LL: I travel many places, but I’m not sure that means I have a following there. Opportunities are very random. I like traveling and getting to know places and cultures, so I naturally gravitate towards work that requires me to travel. I also like to stay at home, though. As far as developing a following, I’m clueless. I just hope people like my music – but if they don’t, tant pis!
HT: Along those lines, Africa seems to have become your home away from home. How do you approach getting involved in the music scenes of the various African countries you frequently visit?
LL: Often, my first stay in a country will be through an organization such as the Goethe Institute or a local NGO, and they will introduce me to musicians. The first time in was in Africa, it was through the Goethe and I went to the Ivory Coast. 150 musicians came to participate in my workshop, and of course I couldn’t work with that many, so I played them some of my weirdest and most inaccessible music. The next day, 15 people came – but these 15 became friends for life.
HT: What can old and new fans expect at your upcoming New York City shows with the quintet?

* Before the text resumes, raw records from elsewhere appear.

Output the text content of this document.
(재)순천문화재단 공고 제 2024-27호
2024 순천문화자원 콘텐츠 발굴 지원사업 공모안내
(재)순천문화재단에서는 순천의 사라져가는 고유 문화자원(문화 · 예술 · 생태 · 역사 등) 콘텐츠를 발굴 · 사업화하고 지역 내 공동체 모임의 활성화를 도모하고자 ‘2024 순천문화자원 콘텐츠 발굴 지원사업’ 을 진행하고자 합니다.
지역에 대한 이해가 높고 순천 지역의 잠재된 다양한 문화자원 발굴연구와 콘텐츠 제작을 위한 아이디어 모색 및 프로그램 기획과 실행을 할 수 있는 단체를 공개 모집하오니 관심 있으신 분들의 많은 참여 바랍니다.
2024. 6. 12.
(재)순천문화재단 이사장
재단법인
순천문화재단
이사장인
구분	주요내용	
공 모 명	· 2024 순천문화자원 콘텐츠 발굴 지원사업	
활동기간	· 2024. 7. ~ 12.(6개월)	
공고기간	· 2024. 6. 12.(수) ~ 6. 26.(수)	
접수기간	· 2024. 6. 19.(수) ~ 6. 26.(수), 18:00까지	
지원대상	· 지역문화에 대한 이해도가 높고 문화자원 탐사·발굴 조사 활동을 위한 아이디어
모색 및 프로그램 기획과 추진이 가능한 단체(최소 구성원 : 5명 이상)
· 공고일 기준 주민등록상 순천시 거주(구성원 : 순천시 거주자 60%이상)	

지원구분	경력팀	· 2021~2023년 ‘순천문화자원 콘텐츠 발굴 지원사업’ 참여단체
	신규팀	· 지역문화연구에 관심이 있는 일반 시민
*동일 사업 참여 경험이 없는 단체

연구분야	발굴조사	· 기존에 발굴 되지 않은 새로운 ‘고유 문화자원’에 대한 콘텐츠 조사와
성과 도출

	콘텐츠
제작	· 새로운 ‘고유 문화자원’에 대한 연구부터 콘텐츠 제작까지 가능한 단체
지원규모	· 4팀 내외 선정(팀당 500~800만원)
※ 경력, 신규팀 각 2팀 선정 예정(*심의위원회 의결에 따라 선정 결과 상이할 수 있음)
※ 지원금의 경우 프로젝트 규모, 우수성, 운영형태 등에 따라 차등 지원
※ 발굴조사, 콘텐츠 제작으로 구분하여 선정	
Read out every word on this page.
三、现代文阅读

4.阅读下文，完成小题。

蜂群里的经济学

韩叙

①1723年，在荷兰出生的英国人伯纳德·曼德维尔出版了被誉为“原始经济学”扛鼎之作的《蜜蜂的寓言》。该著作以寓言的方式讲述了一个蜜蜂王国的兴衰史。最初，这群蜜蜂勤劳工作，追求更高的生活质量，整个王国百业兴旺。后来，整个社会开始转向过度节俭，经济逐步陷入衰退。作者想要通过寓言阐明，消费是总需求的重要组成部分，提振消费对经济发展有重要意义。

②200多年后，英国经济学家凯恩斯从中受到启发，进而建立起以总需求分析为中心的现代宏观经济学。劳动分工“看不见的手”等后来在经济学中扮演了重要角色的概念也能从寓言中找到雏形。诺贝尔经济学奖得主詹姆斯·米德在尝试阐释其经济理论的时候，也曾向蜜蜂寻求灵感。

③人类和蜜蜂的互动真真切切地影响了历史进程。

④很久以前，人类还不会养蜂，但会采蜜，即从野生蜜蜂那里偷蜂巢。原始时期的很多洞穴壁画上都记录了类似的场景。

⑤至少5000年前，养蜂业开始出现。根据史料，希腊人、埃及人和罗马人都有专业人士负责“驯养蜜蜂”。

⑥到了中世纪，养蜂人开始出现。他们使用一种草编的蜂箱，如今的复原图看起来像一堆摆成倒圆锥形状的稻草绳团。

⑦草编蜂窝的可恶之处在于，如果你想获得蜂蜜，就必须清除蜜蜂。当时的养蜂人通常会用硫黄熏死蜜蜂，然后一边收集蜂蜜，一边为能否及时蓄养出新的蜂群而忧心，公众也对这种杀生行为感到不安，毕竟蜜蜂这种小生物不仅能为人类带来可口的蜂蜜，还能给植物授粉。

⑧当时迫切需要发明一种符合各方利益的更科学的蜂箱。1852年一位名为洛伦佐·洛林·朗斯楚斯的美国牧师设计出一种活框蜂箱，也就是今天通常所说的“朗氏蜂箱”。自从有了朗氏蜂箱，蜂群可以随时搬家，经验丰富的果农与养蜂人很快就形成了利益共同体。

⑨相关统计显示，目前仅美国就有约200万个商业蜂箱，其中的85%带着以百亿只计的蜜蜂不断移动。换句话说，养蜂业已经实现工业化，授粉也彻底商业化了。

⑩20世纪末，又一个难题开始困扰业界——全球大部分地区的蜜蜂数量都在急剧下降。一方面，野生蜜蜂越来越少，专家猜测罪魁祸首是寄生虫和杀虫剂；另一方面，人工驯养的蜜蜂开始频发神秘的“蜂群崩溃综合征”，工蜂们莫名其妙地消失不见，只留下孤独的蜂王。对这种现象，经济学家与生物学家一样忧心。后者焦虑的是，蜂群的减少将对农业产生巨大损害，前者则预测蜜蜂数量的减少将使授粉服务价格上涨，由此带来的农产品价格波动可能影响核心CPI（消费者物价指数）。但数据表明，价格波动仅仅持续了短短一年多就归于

LL: I’m actually doing shows with 2 different groups. One is at the Stone and is more jazz-oriented with a new band, whereas the concert at the Gershwin Hotel will be a group, Notebook, that has already played a couple of times and features some of my pieces combining composition and improvisation to about equal degrees. This latter group is not exactly a quintet; it’ll be a septet this time but is somewhat flexible. Both groups try to develop and investigate some new vocabulary, things that are really far away from conventions. We find a new beauty by pushing ourselves outside of our comfort zone.
HT: Finally, what’s currently making the rounds on your iPod? Is there Anything you like that might take people by surprise these days?
LL: I don’t use an iPod, but I listen to CDs, soundcloud, youtube, etc. I would like to tell you about a composer from Austria, now living in Montreal; his name is Vergil Sharkya and he makes some of the most interesting electronic music around. People should listen to him.